Attempting to achieve absolute equity and fairness in our justice system is impossible. I could list a dozens reasons why this is so – and I doubt that many would seriously argue with me that it is so.
Still, that we can never achieve perfection is not a reason not to reach for that goal. When we see clear injustices and flaws in our system, we should do whatever we can to correct them.
For many years, I have believed that our drug laws are unfair in many ways, and ultimately cause far more pain and problems in our society than they correct. Last Wednesday, former Republican congressmen J.C. Watts and Asa Hutchinson make a powerful plea to institute these changes.
Congress created a federal criminal penalty structure for the possession and distribution of crack cocaine that is 100 times more severe than the penalty structure relating to powder cocaine. African Americans comprise more than 80 percent of federal crack cocaine offenders. That statistic does not make sense given that two-thirds of all users of crack are white or Hispanic. The disparity in the arrest, prosecution and treatment has led to inordinately harsh sentences disproportionately meted out to African American defendants that are far more severe than sentences for comparable offenses by white defendants. Indeed, the U.S. Sentencing Commission reported that revising this one sentencing rule would do more to reduce the sentencing gap between blacks and whites “than any other single policy change.”

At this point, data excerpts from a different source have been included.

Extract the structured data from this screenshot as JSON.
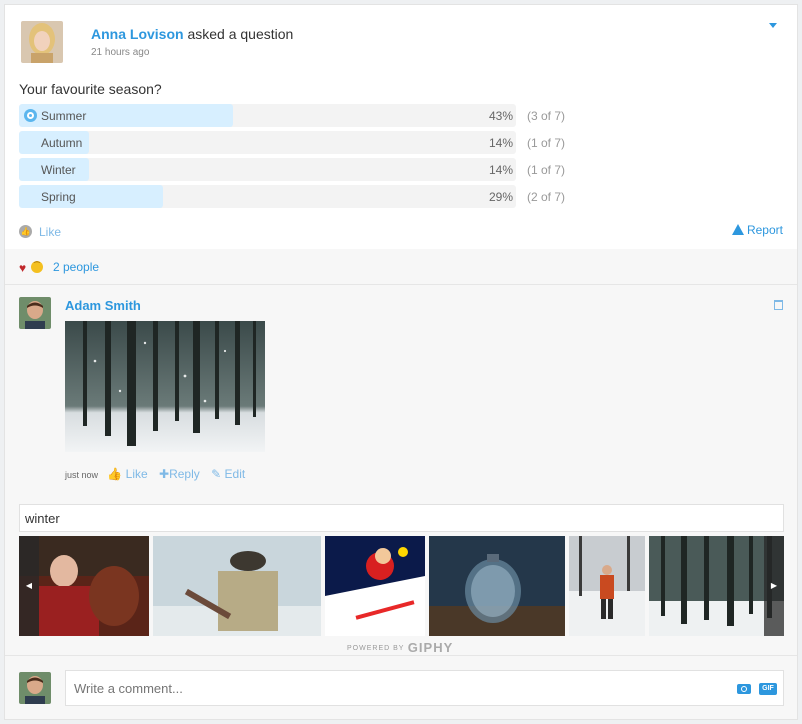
{
  "post": {
    "author": "Anna Lovison",
    "action": "asked a question",
    "time": "21 hours ago",
    "question": "Your favourite season?"
  },
  "poll": {
    "options": [
      {
        "label": "Summer",
        "percent": "43%",
        "count": "(3 of 7)",
        "fraction": 0.43,
        "selected": true
      },
      {
        "label": "Autumn",
        "percent": "14%",
        "count": "(1 of 7)",
        "fraction": 0.14,
        "selected": false
      },
      {
        "label": "Winter",
        "percent": "14%",
        "count": "(1 of 7)",
        "fraction": 0.14,
        "selected": false
      },
      {
        "label": "Spring",
        "percent": "29%",
        "count": "(2 of 7)",
        "fraction": 0.29,
        "selected": false
      }
    ]
  },
  "actions": {
    "like": "Like",
    "report": "Report"
  },
  "reactions": {
    "people": "2 people"
  },
  "comment": {
    "author": "Adam Smith",
    "time": "just now",
    "like": "Like",
    "reply": "Reply",
    "edit": "Edit"
  },
  "gif_search": {
    "value": "winter",
    "powered_by": "POWERED BY",
    "brand": "GIPHY"
  },
  "composer": {
    "placeholder": "Write a comment..."
  },
  "colors": {
    "accent": "#2d97de",
    "poll_fill": "#d7efff",
    "poll_track": "#f3f3f3"
  }
}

The truth is that for years our legal system has enforced an unfair approach to sentencing of federal crack cocaine offenders. The attorney general’s approach will perpetuate this unfairness. As Judge Reggie Walton, who represents the Federal Judicial Conference, said, “I just don’t see how it’s fair that someone sentenced on October 30th gets a certain sentence when someone sentenced on November 1 gets another.”
And it makes no sense that somebody arrested for a crack cocaine offense should receive a substantially longer prison term than somebody who is convicted of a powder cocaine offense. When disparities like this exist it offends the high principles of equal treatment under the law and fundamental fairness. The disparate racial impact of the sentencing rules undermines our nation’s larger goal of instilling respect for the criminal justice system.
These changes will not secure judicial nirvana. They will, however, move us a little closer.